Anyway my gut feel approach seems to be backed up by more expert evidence. We've now had two poor summers on the trot. Rain forces butterflies to find shelter and prevents them foraging for the nectar they need for a good breeding season. Ideally what they want is sunny weather with just enough rain to help flowers grow.
Apparently butterfly numbers have been in decline since the 1950's with intensive farming fueling the use of pestiscides. Wet summers therefore compound the problems.
According to Butterfly Conservation Chief Exec Dr Martin Warren:
There is no doubt that it has been dire for most species and unfortunately it follows an already bad run of summers.
We are really concerned about the small tortoiseshell which has been in long-term decline and which seems to have reached a trough and stayed there."
and from Matthew Oates, National Trust nature conservation advisor:
Weather conditions impact greatly on the fortunes of butterflies.
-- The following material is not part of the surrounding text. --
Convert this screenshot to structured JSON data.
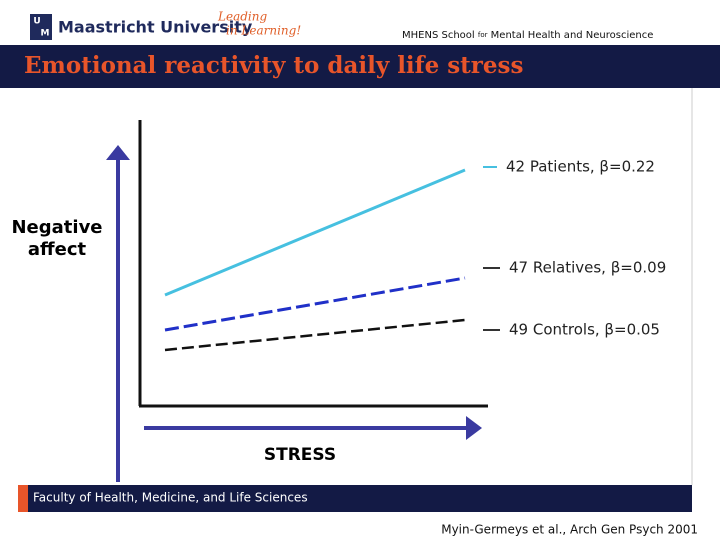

The last two summers have been blighted by rain and wind that seriously affected their fortunes across the UK.
Yet some species have managed to overcome the odds and have had excellent flight seasons. Overall, though, it has been a dreadful butterfly year, probably the worst in my 45 year experience.
I've kept detailed records since 1972, and it's certainly the worst year since then. My previous lowest tally of small tortoiseshells by mid-August was about 250, in 1988. This year I've counted 20.